Myth-telling and folklore feeds into this: mythological stories and biblical stories all have a greater meaning or moral. These stories might manifest at some point in life, and can be triggered into the conscious mind. Also, with [Jungian] dream analysis, everything you see goes into your psyche either consciously or subconsciously, and these manifest at different times—often through dreams. Things that you’ve seen that you don’t consciously [think about] will come to the fore. My work attempts to visually represent elements of these things.
Then where does the image of a room, and the objects in it, come in?
The room is the manifestation of the psyche. Although I hadn’t read Jung when I was doing my undergrad, in the Jungian “dream house”, he uses rooms as a representation of the psyche, where the upper levels are the more conscious parts of the ego and as you go down, you go into the subconscious. And when I paint, I’m in a room all the time… Paint what you know!
“The act of painting is just the most beautiful thing for me”
Recently I started looking at the arcade machines, which have appeared as objects in the rooms I paint. I didn’t know why I first put one in, I think it was subconscious intuition. But then I was looking at the games: one is called Frogger, and it’s about a frog trying to cross the road and the constant anxiety of trying not to die; and one is Pacman, where you’re just trying to eat things before they eat you. So that’s pretty self-evident, right? That’s like life; you’re just trying not to die.
Tell me more about your paintings that hone in on corners.
The corners are very significant. A French philosopher, Gaston Bachelard, wrote a book called The Poetics of Space (1958), which is a phenomenological inquiry into architecture. He talks about corners and how they can be a place of sanctuary and rest, or a place of anxiety and feeling trapped: literally backed into a corner.

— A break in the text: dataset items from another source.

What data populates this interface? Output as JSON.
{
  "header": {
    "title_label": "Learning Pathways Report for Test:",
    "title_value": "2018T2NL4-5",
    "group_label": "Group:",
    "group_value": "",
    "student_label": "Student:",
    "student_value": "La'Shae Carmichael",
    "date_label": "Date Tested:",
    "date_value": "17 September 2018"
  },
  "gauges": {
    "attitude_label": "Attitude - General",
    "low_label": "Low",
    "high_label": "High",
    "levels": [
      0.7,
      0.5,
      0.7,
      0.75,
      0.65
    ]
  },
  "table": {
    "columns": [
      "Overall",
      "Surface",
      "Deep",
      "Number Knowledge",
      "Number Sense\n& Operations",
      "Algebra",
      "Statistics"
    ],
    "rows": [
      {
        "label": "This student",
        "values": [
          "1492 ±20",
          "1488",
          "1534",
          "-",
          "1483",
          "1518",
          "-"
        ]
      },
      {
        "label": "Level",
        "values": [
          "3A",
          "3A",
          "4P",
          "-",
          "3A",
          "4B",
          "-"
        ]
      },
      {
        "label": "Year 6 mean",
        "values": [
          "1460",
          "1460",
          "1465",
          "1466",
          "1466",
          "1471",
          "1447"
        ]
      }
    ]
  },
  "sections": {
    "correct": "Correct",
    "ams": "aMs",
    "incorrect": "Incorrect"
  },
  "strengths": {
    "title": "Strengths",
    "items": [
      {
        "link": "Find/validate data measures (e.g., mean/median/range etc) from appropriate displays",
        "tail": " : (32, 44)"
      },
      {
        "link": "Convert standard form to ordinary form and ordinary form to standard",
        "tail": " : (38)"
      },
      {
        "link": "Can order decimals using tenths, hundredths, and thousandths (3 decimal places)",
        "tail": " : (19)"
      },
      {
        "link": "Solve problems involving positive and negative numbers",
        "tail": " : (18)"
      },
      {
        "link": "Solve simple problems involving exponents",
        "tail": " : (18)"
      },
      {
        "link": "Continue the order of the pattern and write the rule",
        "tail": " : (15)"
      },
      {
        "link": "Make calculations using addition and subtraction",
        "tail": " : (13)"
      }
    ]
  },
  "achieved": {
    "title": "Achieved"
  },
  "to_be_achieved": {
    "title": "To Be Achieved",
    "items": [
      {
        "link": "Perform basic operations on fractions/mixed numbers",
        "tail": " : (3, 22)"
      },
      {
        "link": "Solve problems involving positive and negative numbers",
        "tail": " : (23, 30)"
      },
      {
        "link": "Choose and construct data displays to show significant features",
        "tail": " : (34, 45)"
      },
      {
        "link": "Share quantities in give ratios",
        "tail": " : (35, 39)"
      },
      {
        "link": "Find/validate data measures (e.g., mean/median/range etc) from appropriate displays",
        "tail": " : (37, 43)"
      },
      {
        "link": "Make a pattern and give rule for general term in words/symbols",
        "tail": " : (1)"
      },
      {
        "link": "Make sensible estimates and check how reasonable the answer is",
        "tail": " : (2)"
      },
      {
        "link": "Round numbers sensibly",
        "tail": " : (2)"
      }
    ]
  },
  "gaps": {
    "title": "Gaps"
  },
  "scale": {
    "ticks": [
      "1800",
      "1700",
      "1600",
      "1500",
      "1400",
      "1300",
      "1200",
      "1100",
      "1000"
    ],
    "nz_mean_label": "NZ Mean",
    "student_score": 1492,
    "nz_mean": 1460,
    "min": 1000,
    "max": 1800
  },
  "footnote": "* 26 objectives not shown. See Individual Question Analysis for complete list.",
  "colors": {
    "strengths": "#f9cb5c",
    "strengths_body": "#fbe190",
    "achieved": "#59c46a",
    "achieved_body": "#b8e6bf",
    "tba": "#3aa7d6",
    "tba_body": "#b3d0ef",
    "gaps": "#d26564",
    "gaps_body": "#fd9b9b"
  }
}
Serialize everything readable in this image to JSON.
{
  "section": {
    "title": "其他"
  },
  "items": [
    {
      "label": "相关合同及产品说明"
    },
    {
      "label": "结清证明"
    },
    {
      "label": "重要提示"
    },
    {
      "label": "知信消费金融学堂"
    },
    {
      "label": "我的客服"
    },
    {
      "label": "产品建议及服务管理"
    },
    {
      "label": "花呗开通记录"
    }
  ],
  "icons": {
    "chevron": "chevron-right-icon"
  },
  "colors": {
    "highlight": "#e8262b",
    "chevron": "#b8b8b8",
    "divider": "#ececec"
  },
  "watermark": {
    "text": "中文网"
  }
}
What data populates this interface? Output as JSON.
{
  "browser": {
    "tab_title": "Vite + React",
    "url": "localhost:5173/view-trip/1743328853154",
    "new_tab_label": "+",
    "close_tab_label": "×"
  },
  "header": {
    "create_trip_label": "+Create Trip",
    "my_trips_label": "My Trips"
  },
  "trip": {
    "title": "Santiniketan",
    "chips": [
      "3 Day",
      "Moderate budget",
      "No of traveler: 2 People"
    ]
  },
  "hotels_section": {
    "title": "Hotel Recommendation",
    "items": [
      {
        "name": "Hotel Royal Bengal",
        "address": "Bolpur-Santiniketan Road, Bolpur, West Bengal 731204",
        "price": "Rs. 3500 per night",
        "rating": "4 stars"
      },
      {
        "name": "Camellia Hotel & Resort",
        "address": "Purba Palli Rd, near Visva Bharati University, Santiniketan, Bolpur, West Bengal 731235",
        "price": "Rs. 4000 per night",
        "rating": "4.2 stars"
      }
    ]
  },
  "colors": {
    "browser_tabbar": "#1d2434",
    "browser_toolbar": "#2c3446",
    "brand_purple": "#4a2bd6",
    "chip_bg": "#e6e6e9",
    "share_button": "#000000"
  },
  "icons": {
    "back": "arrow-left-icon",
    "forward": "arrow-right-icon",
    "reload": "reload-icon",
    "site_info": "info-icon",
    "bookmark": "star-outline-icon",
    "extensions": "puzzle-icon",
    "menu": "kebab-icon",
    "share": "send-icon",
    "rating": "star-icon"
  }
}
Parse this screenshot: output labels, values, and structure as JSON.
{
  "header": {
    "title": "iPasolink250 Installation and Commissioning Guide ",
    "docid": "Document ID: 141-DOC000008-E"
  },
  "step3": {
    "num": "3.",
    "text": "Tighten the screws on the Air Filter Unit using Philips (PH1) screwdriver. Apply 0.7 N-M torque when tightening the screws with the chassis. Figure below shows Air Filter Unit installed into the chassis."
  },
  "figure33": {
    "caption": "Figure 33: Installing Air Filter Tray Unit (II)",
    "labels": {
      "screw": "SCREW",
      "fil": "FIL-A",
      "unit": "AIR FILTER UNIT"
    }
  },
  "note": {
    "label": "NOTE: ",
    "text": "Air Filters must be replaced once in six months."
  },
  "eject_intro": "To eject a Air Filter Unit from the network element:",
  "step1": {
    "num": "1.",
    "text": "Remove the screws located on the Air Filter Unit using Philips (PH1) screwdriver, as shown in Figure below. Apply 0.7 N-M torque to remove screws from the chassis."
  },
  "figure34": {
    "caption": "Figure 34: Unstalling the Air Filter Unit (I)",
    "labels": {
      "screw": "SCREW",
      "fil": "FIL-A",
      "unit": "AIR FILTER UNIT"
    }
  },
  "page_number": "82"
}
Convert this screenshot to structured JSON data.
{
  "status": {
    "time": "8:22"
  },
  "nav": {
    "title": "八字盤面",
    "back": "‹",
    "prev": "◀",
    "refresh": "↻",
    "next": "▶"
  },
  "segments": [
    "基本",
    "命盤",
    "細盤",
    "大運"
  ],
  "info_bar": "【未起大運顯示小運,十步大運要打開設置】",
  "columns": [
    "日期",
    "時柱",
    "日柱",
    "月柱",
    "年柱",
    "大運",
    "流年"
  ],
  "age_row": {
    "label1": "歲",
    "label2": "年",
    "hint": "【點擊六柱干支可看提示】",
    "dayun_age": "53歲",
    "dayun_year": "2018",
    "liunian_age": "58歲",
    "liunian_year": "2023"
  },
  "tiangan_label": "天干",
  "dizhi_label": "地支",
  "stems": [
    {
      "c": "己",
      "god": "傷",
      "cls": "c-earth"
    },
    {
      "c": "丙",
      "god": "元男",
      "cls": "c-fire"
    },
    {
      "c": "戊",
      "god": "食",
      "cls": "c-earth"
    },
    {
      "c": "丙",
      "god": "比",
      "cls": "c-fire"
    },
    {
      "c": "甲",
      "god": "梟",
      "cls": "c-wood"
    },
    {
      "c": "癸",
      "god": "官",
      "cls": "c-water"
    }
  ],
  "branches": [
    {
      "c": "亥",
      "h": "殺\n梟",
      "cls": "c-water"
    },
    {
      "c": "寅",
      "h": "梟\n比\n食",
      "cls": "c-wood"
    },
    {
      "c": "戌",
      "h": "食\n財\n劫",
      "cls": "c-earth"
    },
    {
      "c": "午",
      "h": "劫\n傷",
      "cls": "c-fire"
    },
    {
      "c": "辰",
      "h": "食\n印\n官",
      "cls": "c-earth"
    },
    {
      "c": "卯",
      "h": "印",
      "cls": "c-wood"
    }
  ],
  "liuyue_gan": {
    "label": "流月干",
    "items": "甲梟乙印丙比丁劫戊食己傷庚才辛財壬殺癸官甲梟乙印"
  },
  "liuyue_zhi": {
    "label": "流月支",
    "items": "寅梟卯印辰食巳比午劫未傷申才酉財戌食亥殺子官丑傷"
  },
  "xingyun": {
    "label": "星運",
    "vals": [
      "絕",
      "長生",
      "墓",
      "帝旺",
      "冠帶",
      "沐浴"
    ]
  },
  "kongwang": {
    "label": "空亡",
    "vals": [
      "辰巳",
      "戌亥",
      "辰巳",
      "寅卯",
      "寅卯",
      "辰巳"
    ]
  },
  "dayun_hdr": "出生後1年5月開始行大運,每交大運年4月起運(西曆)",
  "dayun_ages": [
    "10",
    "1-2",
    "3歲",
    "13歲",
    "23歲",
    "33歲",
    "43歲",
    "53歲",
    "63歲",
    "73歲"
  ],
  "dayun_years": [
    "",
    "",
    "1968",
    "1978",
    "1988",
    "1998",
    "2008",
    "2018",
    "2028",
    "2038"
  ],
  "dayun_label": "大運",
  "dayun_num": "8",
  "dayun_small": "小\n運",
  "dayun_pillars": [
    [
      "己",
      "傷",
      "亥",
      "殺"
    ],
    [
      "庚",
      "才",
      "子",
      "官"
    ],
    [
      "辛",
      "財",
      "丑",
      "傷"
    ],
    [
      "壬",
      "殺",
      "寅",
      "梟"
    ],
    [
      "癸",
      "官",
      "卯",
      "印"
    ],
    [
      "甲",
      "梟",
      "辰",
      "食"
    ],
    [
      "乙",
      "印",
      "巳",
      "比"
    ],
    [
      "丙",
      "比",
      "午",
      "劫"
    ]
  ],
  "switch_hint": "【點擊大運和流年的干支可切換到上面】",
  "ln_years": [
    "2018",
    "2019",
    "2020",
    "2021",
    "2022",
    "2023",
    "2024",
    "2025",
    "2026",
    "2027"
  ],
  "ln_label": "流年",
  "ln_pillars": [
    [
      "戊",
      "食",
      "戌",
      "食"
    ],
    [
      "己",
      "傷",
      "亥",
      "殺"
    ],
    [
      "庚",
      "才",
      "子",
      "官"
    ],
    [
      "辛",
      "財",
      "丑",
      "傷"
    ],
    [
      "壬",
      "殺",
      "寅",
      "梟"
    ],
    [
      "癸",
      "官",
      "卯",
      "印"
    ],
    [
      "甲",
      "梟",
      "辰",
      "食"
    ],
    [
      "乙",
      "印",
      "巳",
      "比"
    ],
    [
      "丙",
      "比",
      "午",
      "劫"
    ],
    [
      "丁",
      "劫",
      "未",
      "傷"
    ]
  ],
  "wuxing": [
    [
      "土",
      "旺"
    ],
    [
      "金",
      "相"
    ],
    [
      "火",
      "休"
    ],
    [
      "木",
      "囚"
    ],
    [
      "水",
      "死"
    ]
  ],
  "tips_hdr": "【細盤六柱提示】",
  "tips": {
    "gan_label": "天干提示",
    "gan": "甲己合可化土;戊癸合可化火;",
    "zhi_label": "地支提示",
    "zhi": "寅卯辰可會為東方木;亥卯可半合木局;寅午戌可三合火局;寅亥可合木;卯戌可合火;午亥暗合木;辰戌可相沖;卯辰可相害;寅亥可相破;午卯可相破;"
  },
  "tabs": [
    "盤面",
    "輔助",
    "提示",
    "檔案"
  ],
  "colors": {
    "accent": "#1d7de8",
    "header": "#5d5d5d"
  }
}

A corner also has this quality of an interior and an exterior. In my work I think about a constant interplay between the conscious and the unconscious. With the corners, the interior would be your subconscious and the exterior would be your ego, the conscious part. In these paintings the paint is really thickly applied, so it’s kind of like you’re going into the recesses, the dark parts.
Why is painting the best way for you to express these ideas and concepts?
I think I always had a propensity to paint, and the act of painting is just the most beautiful thing for me. There’s all the conceptual stuff, which helps you inform the work, but there’s also the joy of just moving paint around a canvas: I absolutely love looking at paintings—the texture and the quality of paint—and even more so when you start to handle it yourself. In some of the works, like the corner pieces, the paint is very thickly applied and it becomes really tactile and unctuous. Paint just seems like such a good medium to use because it can be sculptural. And you can really play with representing three dimensional things. So you can make perspective become slightly “off”, and things can look out of place so you can represent things in a way that’s reminiscent of a dream.
In the handling of the paint there’s a duality between the really liberal, gestural mark making and the really tight elements of design and patternation like the edges of the arcade machines for instance, which are hard and sharp. The painting part itself is really important as well as the conceptual elements, it’s constantly balancing these two things in the work.